Thursday, April 30, 2009

The Coming Dark Ages?

After reading Distracted, I became curious as to whether or not our society is heading to a new dark ages. The author of distracted explains that since we are losing our capacity to maintain attention, civilization itself is coming to an end.
The concept of a postmodern dark age is not a new one. At each major step of technological and cultural change, there has always seemed the possibility of civilization's collapse. The perceived excesses of the youth culture of the 60s were once seen as the end of western civilization. This has manifested itself in our cultural imagination. One of the more obvious examples is the zombie film. Zombie movies chart the fear we have of losing our common humanity. A fear completely understandable in the light of the major atrocities of the twentieth century. This fear is inextricably linked to our discourse on technology. It's not a coincidence that the Zombies in Night of the Living Dead were created by radiation from a newly sent satellite to Venus.
The fear is also cosmic in a way. We are afraid that mankind has (to quote the pilot from Day of the Dead) "overstepped its britches". Of course the most obvious literary example of this would be Mary Shelley's Frankenstein. This fear underlies distracted. The second chapter ended with an almost poetic discussion of how the internet is severing us from our ties to location, to each other, and to the Earth as a whole.

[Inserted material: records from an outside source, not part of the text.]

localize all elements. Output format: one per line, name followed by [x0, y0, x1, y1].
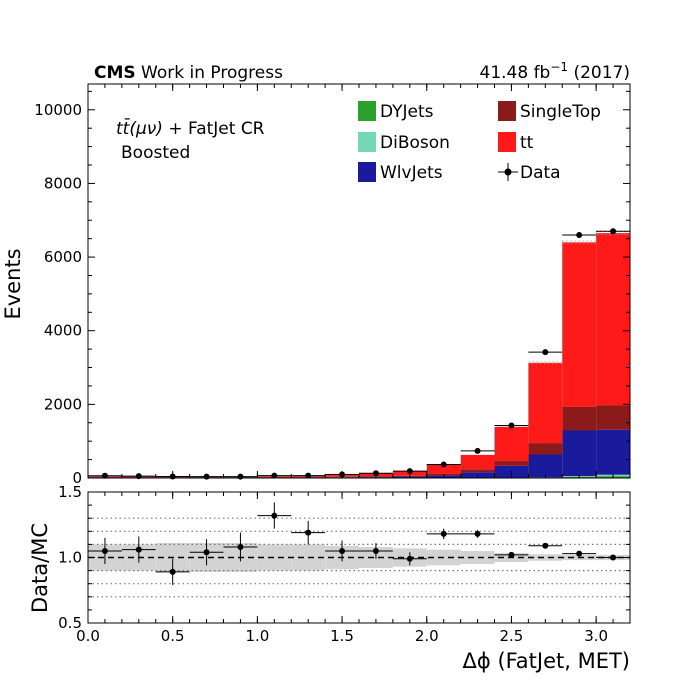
ratio-point-3	[203, 549, 210, 556]
bar-singletop-12	[494, 461, 529, 466]
header-right: 41.48 fb−1 (2017)	[480, 60, 631, 83]
bar-tt-12	[494, 426, 529, 462]
bar-singletop-15	[596, 405, 630, 430]
legend-swatch-diboson	[358, 132, 376, 152]
ratio-point-1	[135, 546, 142, 553]
region-label-rest: + FatJet CR	[163, 119, 265, 139]
ratio-band-bin-11	[460, 550, 495, 565]
legend-label-singletop: SingleTop	[520, 102, 601, 122]
ratio-point-0	[101, 547, 108, 554]
ratio-axis-ticks: 0.51.01.50.0 0.5 1.0 1.5 2.0 2.5 3.0	[58, 483, 631, 645]
bar-tt-11	[460, 454, 495, 470]
legend-swatch-tt	[498, 132, 516, 152]
bar-singletop-13	[528, 443, 563, 455]
ratio-band-bin-13	[528, 554, 563, 561]
region-label-math: tt̄(μν)	[116, 117, 163, 139]
ratio-point-4	[237, 544, 244, 551]
ratio-point-15	[610, 554, 617, 561]
x-tick-label-2: 1.0	[245, 627, 269, 645]
data-point-14	[576, 231, 583, 238]
ratio-reference-lines	[88, 517, 630, 598]
y-tick-label-0: 0	[72, 469, 82, 487]
legend-swatch-singletop	[498, 101, 516, 121]
ratio-point-10	[440, 530, 447, 537]
ratio-point-12	[508, 551, 515, 558]
data-point-9	[406, 468, 413, 475]
ratio-point-5	[271, 512, 278, 519]
legend-label-wlvjets: WlvJets	[380, 163, 443, 183]
bar-tt-13	[528, 362, 563, 444]
x-axis-title: Δϕ (FatJet, MET)	[463, 649, 630, 673]
x-tick-label-0: 0.0	[76, 627, 100, 645]
ratio-y-tick-label-0: 0.5	[58, 614, 82, 632]
legend-label-diboson: DiBoson	[380, 133, 450, 153]
category-label: Boosted	[121, 143, 190, 163]
data-point-12	[508, 422, 515, 429]
legend-label-tt: tt	[520, 133, 534, 153]
legend-swatch-wlvjets	[358, 162, 376, 182]
x-tick-label-5: 2.5	[500, 627, 524, 645]
ratio-point-11	[474, 530, 481, 537]
data-point-8	[372, 470, 379, 477]
x-tick-label-4: 2.0	[415, 627, 439, 645]
lumi-exponent: −1	[550, 60, 568, 74]
status-label: Work in Progress	[141, 63, 283, 83]
ratio-point-2	[169, 568, 176, 575]
ratio-point-6	[305, 529, 312, 536]
y-tick-label-2: 4000	[44, 322, 82, 340]
legend-label-dyjets: DYJets	[380, 102, 434, 122]
header-left: CMS Work in Progress	[94, 63, 283, 83]
main-panel: 0 2000 4000 6000 8000 10000	[34, 83, 631, 487]
ratio-y-tick-label-2: 1.5	[58, 483, 82, 501]
y-axis-title: Events	[1, 248, 25, 319]
hatch-bin-13	[528, 361, 563, 364]
ratio-y-axis-title: Data/MC	[28, 523, 52, 613]
hatch-bin-14	[561, 240, 597, 245]
bar-singletop-14	[562, 406, 597, 431]
ratio-point-13	[542, 542, 549, 549]
ratio-y-tick-label-1: 1.0	[58, 549, 82, 567]
ratio-panel: 0.51.01.50.0 0.5 1.0 1.5 2.0 2.5 3.0	[58, 483, 631, 645]
ratio-points	[88, 502, 630, 586]
legend: DYJets DiBoson WlvJets SingleTop tt Data	[358, 101, 601, 183]
x-tick-label-3: 1.5	[330, 627, 354, 645]
y-tick-label-4: 8000	[44, 174, 82, 192]
data-point-13	[542, 349, 549, 356]
legend-label-data: Data	[520, 163, 561, 183]
bar-tt-14	[562, 242, 597, 407]
y-tick-label-3: 6000	[44, 248, 82, 266]
legend-swatch-dyjets	[358, 101, 376, 121]
bar-wlvjets-15	[596, 429, 630, 475]
x-tick-label-1: 0.5	[161, 627, 185, 645]
ratio-point-7	[339, 547, 346, 554]
lumi-label: 41.48 fb	[480, 63, 551, 83]
legend-marker-dot	[504, 168, 512, 176]
ratio-point-14	[576, 550, 583, 557]
main-frame	[87, 83, 631, 479]
bar-tt-10	[426, 464, 461, 474]
x-tick-label-6: 3.0	[584, 627, 608, 645]
experiment-label: CMS	[94, 63, 136, 83]
ratio-frame	[87, 491, 631, 624]
bar-singletop-11	[460, 469, 495, 473]
bar-tt-15	[596, 233, 630, 406]
data-point-15	[610, 228, 617, 235]
ratio-point-8	[372, 547, 379, 554]
stacked-histogram	[88, 233, 630, 478]
year-label: (2017)	[573, 63, 630, 83]
y-tick-label-5: 10000	[34, 101, 82, 119]
region-label: tt̄(μν) + FatJet CR	[116, 117, 265, 139]
y-tick-label-1: 2000	[44, 395, 82, 413]
data-point-11	[474, 447, 481, 454]
data-point-10	[440, 461, 447, 468]
bar-wlvjets-14	[562, 430, 597, 477]
data-points	[88, 228, 630, 480]
bar-wlvjets-13	[528, 454, 563, 478]
ratio-point-9	[406, 555, 413, 562]
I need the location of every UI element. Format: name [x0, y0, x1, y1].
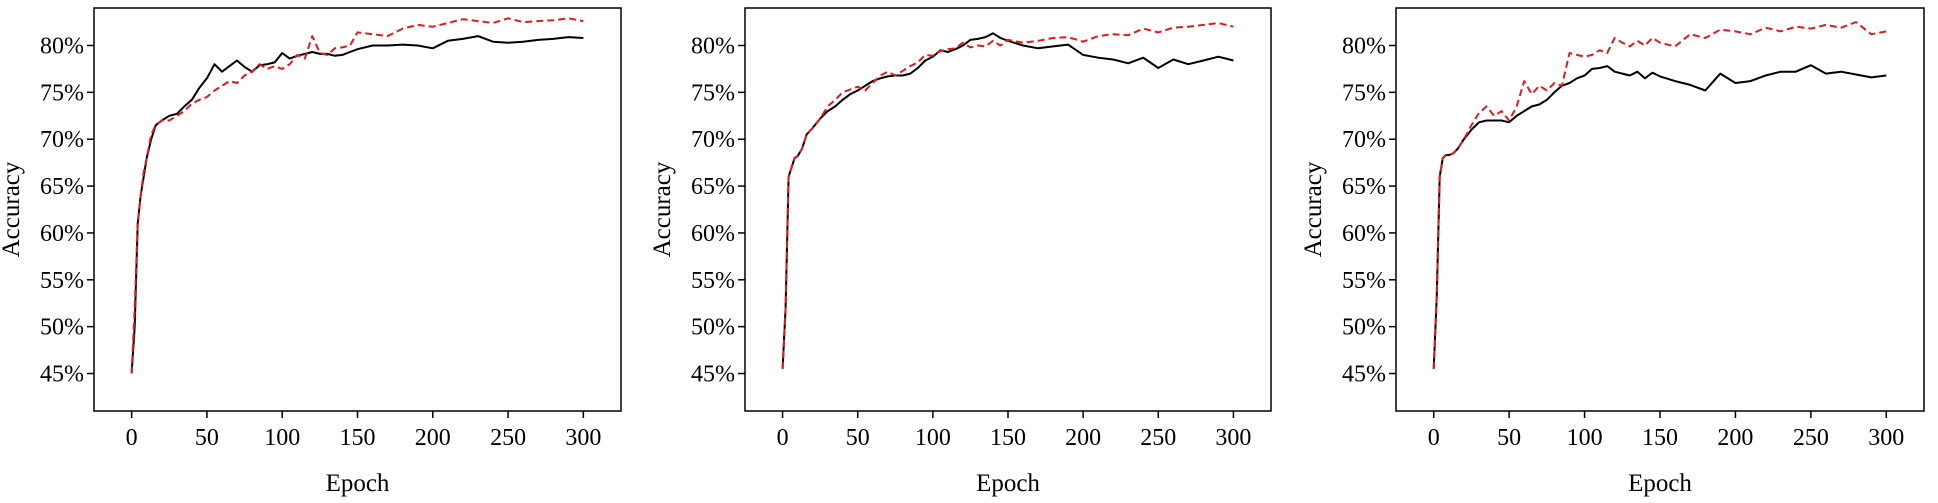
x-tick-label: 100	[1567, 425, 1603, 451]
series-line-dashed-red	[130, 17, 584, 374]
plot-frame	[744, 7, 1272, 412]
series-line-solid-black	[781, 32, 1234, 369]
y-tick-label: 55%	[40, 268, 84, 294]
x-axis-label: Epoch	[1628, 470, 1692, 497]
x-tick-label: 50	[195, 425, 219, 451]
series-line-dashed-red	[1432, 21, 1887, 369]
y-tick-label: 75%	[1342, 80, 1386, 106]
y-tick-label: 75%	[40, 80, 84, 106]
y-tick-label: 45%	[1342, 362, 1386, 388]
x-tick-label: 300	[565, 425, 601, 451]
x-tick-label: 0	[777, 425, 789, 451]
chart-panel-1: 0 50 100 150 200 250 300 45% 50% 55% 60% 65% 70% 75% 8…	[0, 7, 622, 497]
y-tick-label: 50%	[40, 315, 84, 341]
y-axis-label: Accuracy	[1300, 161, 1327, 257]
y-tick-label: 80%	[691, 33, 735, 59]
x-tick-label: 0	[1428, 425, 1440, 451]
x-tick-label: 150	[990, 425, 1026, 451]
x-tick-label: 200	[1717, 425, 1753, 451]
y-tick-label: 65%	[691, 174, 735, 200]
x-tick-label: 50	[1497, 425, 1521, 451]
y-tick-label: 70%	[1342, 127, 1386, 153]
y-tick-label: 60%	[40, 221, 84, 247]
x-tick-label: 200	[415, 425, 451, 451]
x-axis-label: Epoch	[976, 470, 1040, 497]
y-tick-label: 60%	[691, 221, 735, 247]
x-axis-label: Epoch	[326, 470, 390, 497]
x-tick-label: 300	[1215, 425, 1251, 451]
x-tick-label: 250	[490, 425, 526, 451]
y-tick-label: 55%	[691, 268, 735, 294]
x-tick-label: 150	[340, 425, 376, 451]
x-tick-label: 0	[126, 425, 138, 451]
y-tick-label: 75%	[691, 80, 735, 106]
y-axis-label: Accuracy	[649, 161, 676, 257]
x-tick-label: 150	[1642, 425, 1678, 451]
x-tick-label: 50	[846, 425, 870, 451]
y-tick-label: 65%	[40, 174, 84, 200]
y-tick-label: 45%	[691, 362, 735, 388]
x-tick-label: 250	[1140, 425, 1176, 451]
series-line-dashed-red	[781, 22, 1234, 369]
x-tick-label: 100	[264, 425, 300, 451]
y-axis-label: Accuracy	[0, 161, 25, 257]
y-tick-label: 80%	[1342, 33, 1386, 59]
x-tick-label: 200	[1065, 425, 1101, 451]
series-line-solid-black	[130, 35, 584, 374]
x-tick-label: 300	[1868, 425, 1904, 451]
x-tick-label: 100	[915, 425, 951, 451]
y-tick-label: 60%	[1342, 221, 1386, 247]
y-tick-label: 80%	[40, 33, 84, 59]
plot-frame	[93, 7, 622, 412]
plot-frame	[1395, 7, 1925, 412]
y-tick-label: 45%	[40, 362, 84, 388]
y-tick-label: 70%	[691, 127, 735, 153]
x-tick-label: 250	[1793, 425, 1829, 451]
chart-panel-3: 0 50 100 150 200 250 300 45% 50% 55% 60% 65% 70% 75% 8…	[1300, 7, 1925, 497]
y-tick-label: 65%	[1342, 174, 1386, 200]
y-tick-label: 50%	[691, 315, 735, 341]
chart-panel-2: 0 50 100 150 200 250 300 45% 50% 55% 60% 65% 70% 75% 8…	[649, 7, 1272, 497]
y-tick-label: 70%	[40, 127, 84, 153]
y-tick-label: 55%	[1342, 268, 1386, 294]
y-tick-label: 50%	[1342, 315, 1386, 341]
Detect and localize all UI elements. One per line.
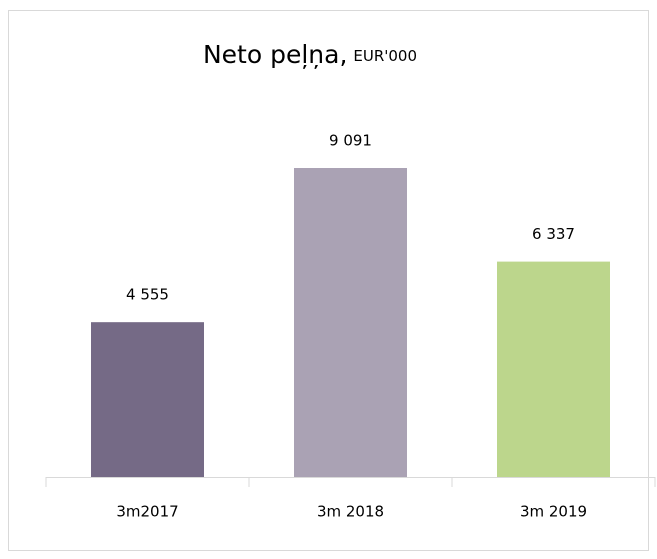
x-tick-label: 3m 2019 — [520, 503, 587, 521]
bar — [294, 168, 407, 477]
bar — [497, 261, 610, 477]
x-tick-label: 3m2017 — [116, 503, 178, 521]
data-label: 6 337 — [532, 225, 575, 243]
title-unit: EUR'000 — [353, 47, 417, 65]
x-tick-label: 3m 2018 — [317, 503, 384, 521]
chart-title: Neto peļņa, EUR'000 — [203, 40, 417, 69]
bar — [91, 322, 204, 477]
data-label: 9 091 — [329, 132, 372, 150]
data-label: 4 555 — [126, 286, 169, 304]
title-main: Neto peļņa, — [203, 40, 347, 69]
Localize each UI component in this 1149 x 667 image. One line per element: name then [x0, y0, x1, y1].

Implicit in this is the moral judgement that mankind must be bound by the laws of time and space, and any attempt to transcend them will end in Promethean tragedy.
The scary thing is, that this might all be true. There is more and more evidence that our technologically advanced lifestyles are changing the makeup of our brains. Maybe we slowly are becoming zombified?
But then, maybe the ability of humanity to transcend space and time isn't a bad thing. In many ways, this has been the goal of human art, religion, and science for millenia. Our technology might be simply the ability to realize these dreams. Even if this technology changes what it means to be human (something, I think, that has already happened) that change isn't necessarily negative. It might just be the growing pains of homo sapiens 2.0.

by the way, I should mention that historians are discovering all the ways in which people in the so-called Dark Ages were actually smarter than we are.